The claims at issue on appeal concerned methods for transmitting fax messages over switched telephone networks from an originating fax machine to an "SAFF" (a computer-based device known as a "store and forward facility"), which then stores the message. During claim construction, the district court required that all of the claimed systems and methods use facsimile protocol as the basis for the claimed communications and that the transmissions all be routed over a switched telephone network. In the accused system, an originating fax machine sent a fax message to a point of presence ("POP") over ordinary telephone lines. The fax message was then converted into a TIFF, stored in a queue, encoded into XML, sent via HTTP to a data center, where the message was converted into a PDF or different TIFF file, stored in a user-specific mailbox, then sent by SMTP, HTTP, or HTTPS to the intended recipient. The district court granted summary judgment of noninfringement as the accused process did not exclusively use the facsimile protocol and did not transmit the fax message exclusively using a switched telephone network.
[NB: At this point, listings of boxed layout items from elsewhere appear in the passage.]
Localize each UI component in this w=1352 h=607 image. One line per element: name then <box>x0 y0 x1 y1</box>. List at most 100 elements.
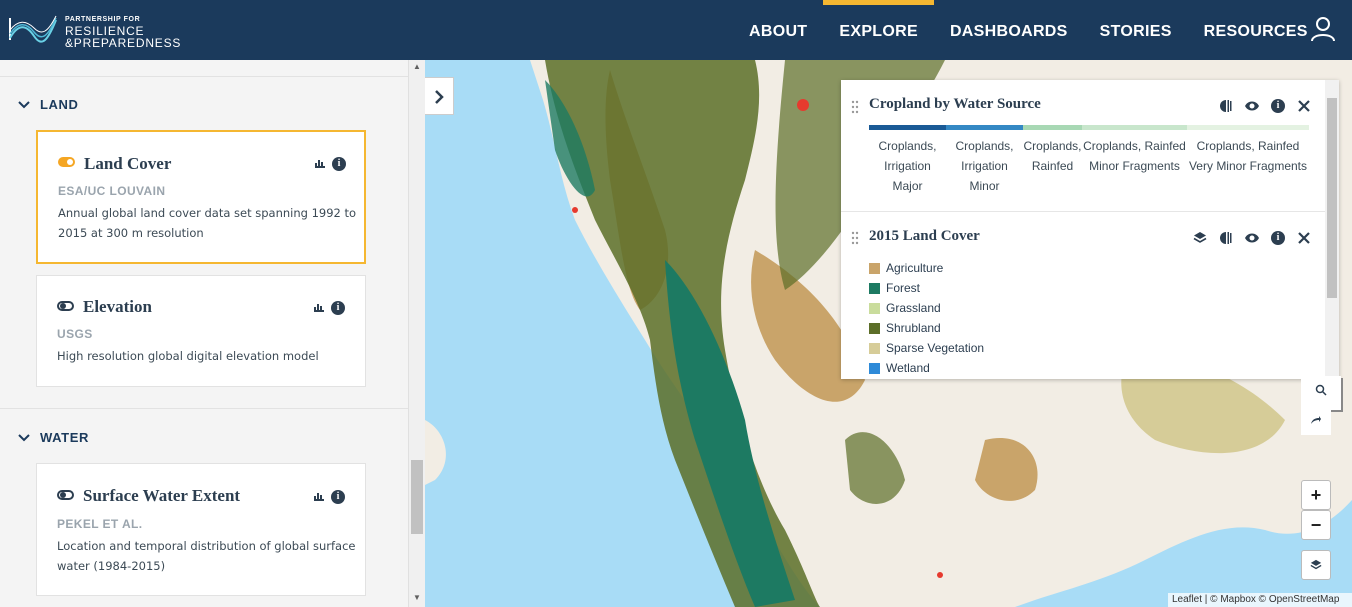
legend-item-agriculture: Agriculture <box>869 261 943 275</box>
group-label: WATER <box>40 430 89 445</box>
ramp-segment <box>1023 125 1082 130</box>
layers-icon <box>1310 559 1322 570</box>
layer-card-elevation[interactable]: Elevation i USGS High resolution global … <box>36 275 366 387</box>
user-icon[interactable] <box>1310 16 1336 42</box>
scroll-up-icon[interactable]: ▲ <box>413 62 421 71</box>
chart-icon[interactable] <box>313 302 325 312</box>
scroll-down-icon[interactable]: ▼ <box>413 593 421 602</box>
opacity-icon[interactable] <box>1217 98 1235 114</box>
legend-layer-tools: i <box>1183 230 1313 246</box>
ramp-segment <box>1082 125 1187 130</box>
wave-logo-icon <box>9 15 57 43</box>
swatch <box>869 322 880 334</box>
nav-resources[interactable]: RESOURCES <box>1188 0 1324 60</box>
nav-stories[interactable]: STORIES <box>1084 0 1188 60</box>
swatch <box>869 262 880 274</box>
layer-title: Land Cover <box>84 154 172 173</box>
map-attribution[interactable]: Leaflet | © Mapbox © OpenStreetMap <box>1168 593 1352 607</box>
legend-item-wetland: Wetland <box>869 361 930 375</box>
share-arrow-icon <box>1311 416 1321 424</box>
close-icon[interactable] <box>1295 230 1313 246</box>
info-icon[interactable]: i <box>1269 230 1287 246</box>
eye-icon[interactable] <box>1243 230 1261 246</box>
swatch <box>869 342 880 354</box>
logo-line-3: &PREPAREDNESS <box>65 36 182 50</box>
search-icon <box>1315 384 1327 396</box>
legend-item-label: Grassland <box>886 301 941 315</box>
layer-card-land-cover[interactable]: Land Cover i ESA/UC LOUVAIN Annual globa… <box>36 130 366 264</box>
legend-item-label: Sparse Vegetation <box>886 341 985 355</box>
chevron-down-icon <box>18 433 30 441</box>
group-label: LAND <box>40 97 79 112</box>
divider <box>0 76 408 77</box>
legend-item-label: Agriculture <box>886 261 944 275</box>
nav-dashboards[interactable]: DASHBOARDS <box>934 0 1084 60</box>
layer-toggle[interactable] <box>57 490 74 500</box>
cropland-color-ramp <box>869 125 1309 130</box>
layer-sidebar: LAND Land Cover i ESA/UC LOUVAIN Annual … <box>0 60 425 607</box>
layer-title: Elevation <box>83 297 152 316</box>
legend-panel: Cropland by Water Source i Croplands, Ir… <box>841 80 1339 379</box>
drag-handle-icon[interactable] <box>851 231 859 245</box>
close-icon[interactable] <box>1295 98 1313 114</box>
cropland-ramp-labels: Croplands, Irrigation Major Croplands, I… <box>869 136 1309 196</box>
layer-toggle[interactable] <box>57 301 74 311</box>
ramp-segment <box>1187 125 1309 130</box>
chevron-down-icon <box>18 100 30 108</box>
drag-handle-icon[interactable] <box>851 100 859 114</box>
legend-item-grassland: Grassland <box>869 301 941 315</box>
legend-item-label: Wetland <box>886 361 930 375</box>
group-header-water[interactable]: WATER <box>18 430 89 445</box>
zoom-in-button[interactable]: + <box>1301 480 1331 510</box>
group-header-land[interactable]: LAND <box>18 97 79 112</box>
swatch <box>869 282 880 294</box>
legend-layer-tools: i <box>1209 98 1313 114</box>
legend-layer-title: Cropland by Water Source <box>869 96 1041 112</box>
layer-source: ESA/UC LOUVAIN <box>58 184 166 198</box>
ramp-label: Croplands, Irrigation Major <box>878 139 937 193</box>
info-icon[interactable]: i <box>332 157 346 171</box>
layer-toggle[interactable] <box>58 157 75 167</box>
divider <box>0 408 408 409</box>
share-button[interactable] <box>1301 405 1331 435</box>
legend-item-shrubland: Shrubland <box>869 321 941 335</box>
info-icon[interactable]: i <box>331 490 345 504</box>
ramp-label: Croplands, Rainfed Minor Fragments <box>1083 139 1186 173</box>
legend-item-sparse-vegetation: Sparse Vegetation <box>869 341 984 355</box>
sidebar-scrollbar[interactable]: ▲ ▼ <box>408 60 425 607</box>
nav-about[interactable]: ABOUT <box>733 0 823 60</box>
legend-scrollbar[interactable] <box>1325 80 1339 379</box>
layer-title: Surface Water Extent <box>83 486 241 505</box>
basemap-layers-button[interactable] <box>1301 550 1331 580</box>
swatch <box>869 362 880 374</box>
layers-icon[interactable] <box>1191 230 1209 246</box>
layer-description: Location and temporal distribution of gl… <box>57 539 356 573</box>
layer-description: Annual global land cover data set spanni… <box>58 206 357 240</box>
info-icon[interactable]: i <box>1269 98 1287 114</box>
layer-source: USGS <box>57 327 93 341</box>
chart-icon[interactable] <box>314 158 326 168</box>
collapse-panel-button[interactable] <box>425 77 454 115</box>
ramp-segment <box>869 125 946 130</box>
zoom-out-button[interactable]: − <box>1301 510 1331 540</box>
eye-icon[interactable] <box>1243 98 1261 114</box>
info-icon[interactable]: i <box>331 301 345 315</box>
ramp-label: Croplands, Irrigation Minor <box>955 139 1014 193</box>
layer-description: High resolution global digital elevation… <box>57 349 319 363</box>
swatch <box>869 302 880 314</box>
main-nav: ABOUT EXPLORE DASHBOARDS STORIES RESOURC… <box>733 0 1324 60</box>
ramp-label: Croplands, Rainfed <box>1023 139 1082 173</box>
logo[interactable]: PARTNERSHIP FOR RESILIENCE &PREPAREDNESS <box>8 12 188 50</box>
scroll-thumb[interactable] <box>1327 98 1337 298</box>
chart-icon[interactable] <box>313 491 325 501</box>
legend-item-label: Shrubland <box>886 321 941 335</box>
opacity-icon[interactable] <box>1217 230 1235 246</box>
nav-explore[interactable]: EXPLORE <box>823 0 934 60</box>
divider <box>841 211 1325 212</box>
scroll-thumb[interactable] <box>411 460 423 534</box>
legend-item-label: Forest <box>886 281 921 295</box>
layer-card-surface-water[interactable]: Surface Water Extent i PEKEL ET AL. Loca… <box>36 463 366 596</box>
top-header: PARTNERSHIP FOR RESILIENCE &PREPAREDNESS… <box>0 0 1352 60</box>
chevron-right-icon <box>435 90 444 104</box>
ramp-segment <box>946 125 1023 130</box>
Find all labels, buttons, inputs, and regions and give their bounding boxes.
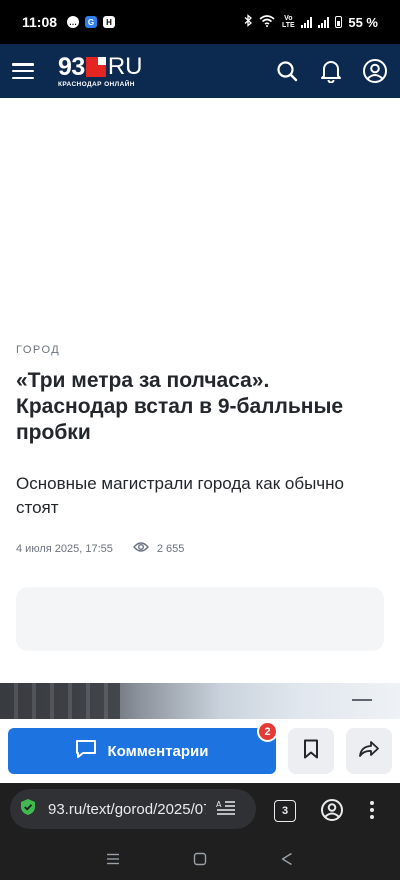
views-counter: 2 655 — [132, 541, 185, 556]
article-action-bar: Комментарии 2 — [0, 719, 400, 783]
overflow-menu-icon[interactable] — [366, 798, 378, 822]
content-placeholder-card — [16, 587, 384, 651]
bookmark-icon — [303, 739, 319, 764]
tabs-button[interactable]: 3 — [274, 800, 296, 822]
article-rubric[interactable]: ГОРОД — [16, 344, 60, 356]
system-navigation-bar — [0, 837, 400, 880]
secure-shield-icon[interactable] — [20, 798, 36, 821]
battery-percent: 55 % — [348, 14, 378, 30]
url-text[interactable]: 93.ru/text/gorod/2025/07/04/ — [48, 801, 206, 818]
ad-placeholder — [0, 98, 400, 328]
comments-count-badge: 2 — [257, 721, 278, 742]
eye-icon — [132, 541, 149, 556]
home-nav-icon[interactable] — [185, 844, 215, 874]
back-nav-icon[interactable] — [272, 844, 302, 874]
article-date: 4 июля 2025, 17:55 — [16, 542, 113, 555]
reader-mode-icon[interactable]: A — [216, 799, 236, 820]
menu-icon[interactable] — [12, 63, 34, 79]
screen: 11:08 … G H Vo LTE 55 % 93 RU КРАСНОДАР … — [0, 0, 400, 880]
status-time: 11:08 — [22, 14, 58, 30]
bell-icon[interactable] — [318, 58, 344, 84]
h-notification-icon: H — [103, 16, 116, 28]
status-left: 11:08 … G H — [22, 14, 116, 30]
wifi-icon — [259, 14, 275, 30]
status-bar: 11:08 … G H Vo LTE 55 % — [0, 0, 400, 44]
comments-label: Комментарии — [107, 742, 209, 760]
logo-domain: RU — [107, 52, 143, 80]
account-icon[interactable] — [320, 798, 344, 822]
comment-icon — [75, 739, 97, 763]
logo-subtitle: КРАСНОДАР ОНЛАЙН — [58, 80, 135, 88]
logo-square-icon — [85, 56, 106, 77]
signal-1-icon — [301, 16, 313, 28]
recents-nav-icon[interactable] — [98, 844, 128, 874]
views-count: 2 655 — [156, 542, 185, 555]
share-button[interactable] — [346, 728, 392, 774]
profile-icon[interactable] — [362, 58, 388, 84]
logo-number: 93 — [58, 52, 85, 81]
volte-icon: Vo LTE — [282, 15, 295, 29]
share-icon — [358, 740, 380, 763]
address-bar[interactable]: 93.ru/text/gorod/2025/07/04/ A — [10, 789, 256, 829]
svg-text:A: A — [216, 800, 222, 809]
article-lead: Основные магистрали города как обычно ст… — [16, 474, 345, 517]
comments-button[interactable]: Комментарии — [8, 728, 276, 774]
bluetooth-icon — [243, 14, 253, 30]
article-photo[interactable] — [0, 683, 400, 719]
app-notification-icon: G — [85, 16, 98, 28]
site-logo[interactable]: 93 RU КРАСНОДАР ОНЛАЙН — [58, 52, 143, 88]
article-title: «Три метра за полчаса». Краснодар встал … — [16, 369, 344, 444]
battery-icon — [335, 16, 343, 28]
site-header: 93 RU КРАСНОДАР ОНЛАЙН — [0, 44, 400, 98]
signal-2-icon — [318, 16, 330, 28]
header-actions — [274, 58, 388, 84]
bookmark-button[interactable] — [288, 728, 334, 774]
search-icon[interactable] — [274, 58, 300, 84]
browser-toolbar: 93.ru/text/gorod/2025/07/04/ A 3 — [0, 783, 400, 837]
message-notification-icon: … — [67, 16, 80, 28]
status-right: Vo LTE 55 % — [243, 14, 378, 30]
article-meta: 4 июля 2025, 17:55 2 655 — [16, 541, 184, 556]
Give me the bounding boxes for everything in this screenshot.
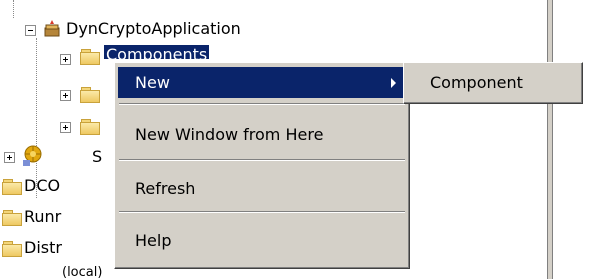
tree-node-components[interactable]: Components: [104, 45, 210, 59]
submenu-arrow-icon: [391, 78, 396, 88]
folder-icon: [80, 118, 100, 135]
tree-node-root[interactable]: DynCryptoApplication: [66, 19, 241, 39]
menu-item-new-window[interactable]: New Window from Here: [118, 119, 406, 150]
expand-toggle[interactable]: [60, 90, 71, 101]
tree-connector: [13, 0, 14, 18]
menu-item-new-label: New: [135, 73, 170, 92]
menu-item-new-window-label: New Window from Here: [135, 125, 324, 144]
menu-separator: [119, 103, 405, 105]
folder-icon: [2, 240, 22, 257]
menu-item-help[interactable]: Help: [118, 225, 406, 256]
menu-separator: [119, 159, 405, 161]
collapse-toggle[interactable]: [25, 25, 36, 36]
folder-icon: [80, 48, 100, 65]
tree-node-running[interactable]: Runr: [24, 207, 61, 227]
tree-node-dcom[interactable]: DCO: [24, 176, 60, 196]
folder-icon: [80, 86, 100, 103]
menu-item-help-label: Help: [135, 231, 172, 250]
context-menu: New New Window from Here Refresh Help: [114, 62, 410, 269]
menu-item-refresh-label: Refresh: [135, 179, 196, 198]
tree-node-bottom-partial: (local): [62, 265, 103, 280]
menu-item-refresh[interactable]: Refresh: [118, 173, 406, 204]
tree-node-partial[interactable]: S: [92, 147, 102, 167]
menu-separator: [119, 211, 405, 213]
pane-splitter[interactable]: [547, 0, 553, 279]
folder-icon: [2, 178, 22, 195]
new-submenu: Component: [403, 62, 583, 104]
tree-connector: [36, 38, 37, 198]
service-icon: [22, 145, 42, 167]
menu-item-new[interactable]: New: [118, 67, 406, 98]
expand-toggle[interactable]: [60, 54, 71, 65]
submenu-item-component[interactable]: Component: [407, 67, 579, 98]
expand-toggle[interactable]: [60, 122, 71, 133]
expand-toggle[interactable]: [4, 152, 15, 163]
folder-icon: [2, 209, 22, 226]
submenu-item-component-label: Component: [430, 73, 523, 92]
application-icon: [43, 20, 61, 38]
tree-node-distributed[interactable]: Distr: [24, 238, 62, 258]
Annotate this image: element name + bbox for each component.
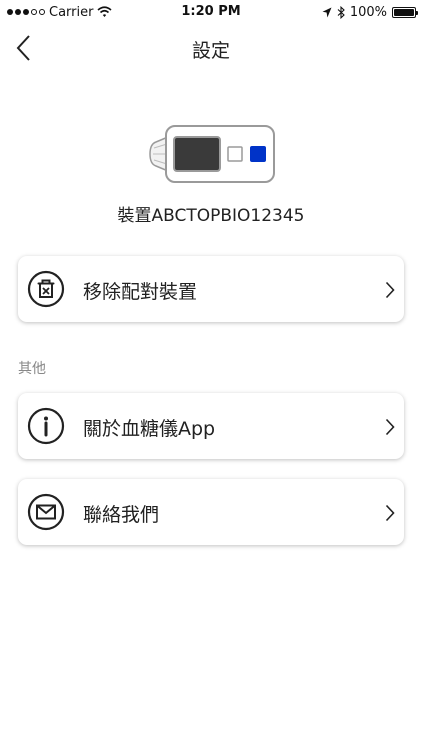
chevron-right-icon — [385, 504, 395, 522]
mail-icon — [27, 493, 65, 531]
contact-us-label: 聯絡我們 — [83, 504, 160, 526]
battery-percent: 100% — [349, 4, 387, 20]
status-right: 100% — [322, 3, 418, 21]
about-app-button[interactable]: 關於血糖儀App — [18, 393, 404, 459]
battery-icon — [392, 6, 418, 18]
nav-bar: 設定 — [0, 24, 422, 72]
page-title: 設定 — [191, 40, 230, 62]
chevron-right-icon — [385, 418, 395, 436]
info-icon — [27, 407, 65, 445]
contact-us-button[interactable]: 聯絡我們 — [18, 479, 404, 545]
remove-paired-device-label: 移除配對裝置 — [83, 281, 198, 303]
device-name: 裝置ABCTOPBIO12345 — [117, 206, 305, 226]
chevron-right-icon — [385, 281, 395, 299]
device-illustration — [149, 125, 275, 183]
unpair-device-icon — [27, 270, 65, 308]
location-arrow-icon — [322, 7, 332, 17]
about-app-label: 關於血糖儀App — [83, 418, 216, 440]
section-header-others: 其他 — [18, 361, 46, 377]
status-bar: Carrier 1:20 PM 100% — [0, 0, 422, 24]
bluetooth-icon — [337, 5, 345, 19]
remove-paired-device-button[interactable]: 移除配對裝置 — [18, 256, 404, 322]
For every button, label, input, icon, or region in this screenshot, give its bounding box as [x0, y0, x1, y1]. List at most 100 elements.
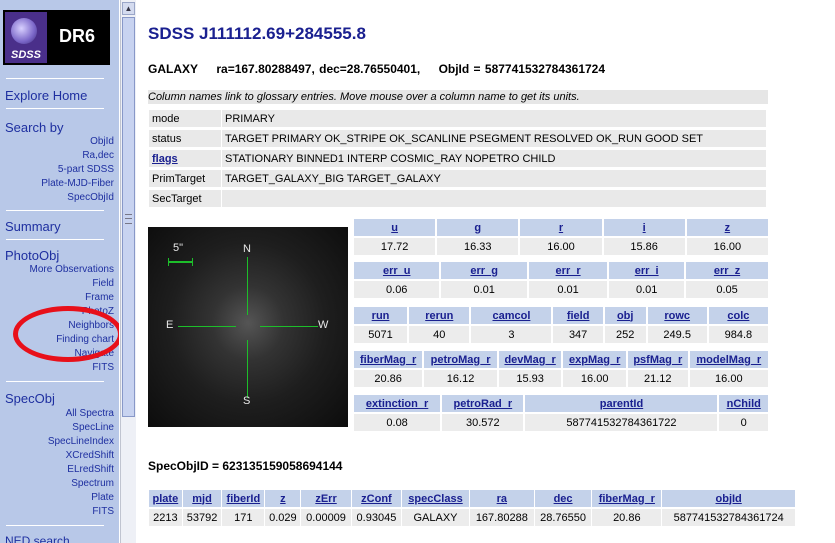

On appeal, the plaintiff argued that the district court erred in limiting the claims to a specific protocol and instead argued that the communications at issue remained fax messages regardless of any subsequent changes in the format used to convey the data after it wa initially sent by a fax machine. Defendant argued that the district court properly limited the claims because the patent specification used the terms "fax machine" and "fax communications" to mean messages communicated in a fax protocol over a switch telephone network, not conversion of messages into different formats for transmission over the internet.
The Federal Circuit found that "[n]othing in the [patent] specification suggests that the fax messages of the invention are converted to a different format and transmitted to the recipient over a medium other than a switched telephone network … [r]ather, the common specification makes clear that the fax messages that are the subject of the patent are sent and received by conventional fax machines or their proxies over a switched telephone network using fax protocol."
Defendant countered by pointing to certain claims at issue relating only to the transmission of fax messages from the originating fax machine to the SAFF and not requiring the further step of transmitting the messages from the SAFF to another SAFF or to the ultimate recipient. The Federal Circuit then explained that "merely omitting a step in a described process does not perforce expand the scope of the claim to encompass the use of devices that are nothing like those described in the specification as integral to the invention." As the patent specification stated that the SAFF contemplated by the invention was "an integral part of a switch telephone network system" and that the SAFF must have been capable of receiving fax message from, and sending fax messages to, conventional fax machines over a switched telephone network, these claims "must be understood to be limited to an apparatus that contains a storage medium and has the capacity to receive and transmit fax messages in fax protocol over a switched telephone network." As the accused system did not have the capacity to transmit fax messages over a switched telephone network to a fax-receiving device, the Federal Circuit affirmed the district court's order granting summary judgment of noninfringement.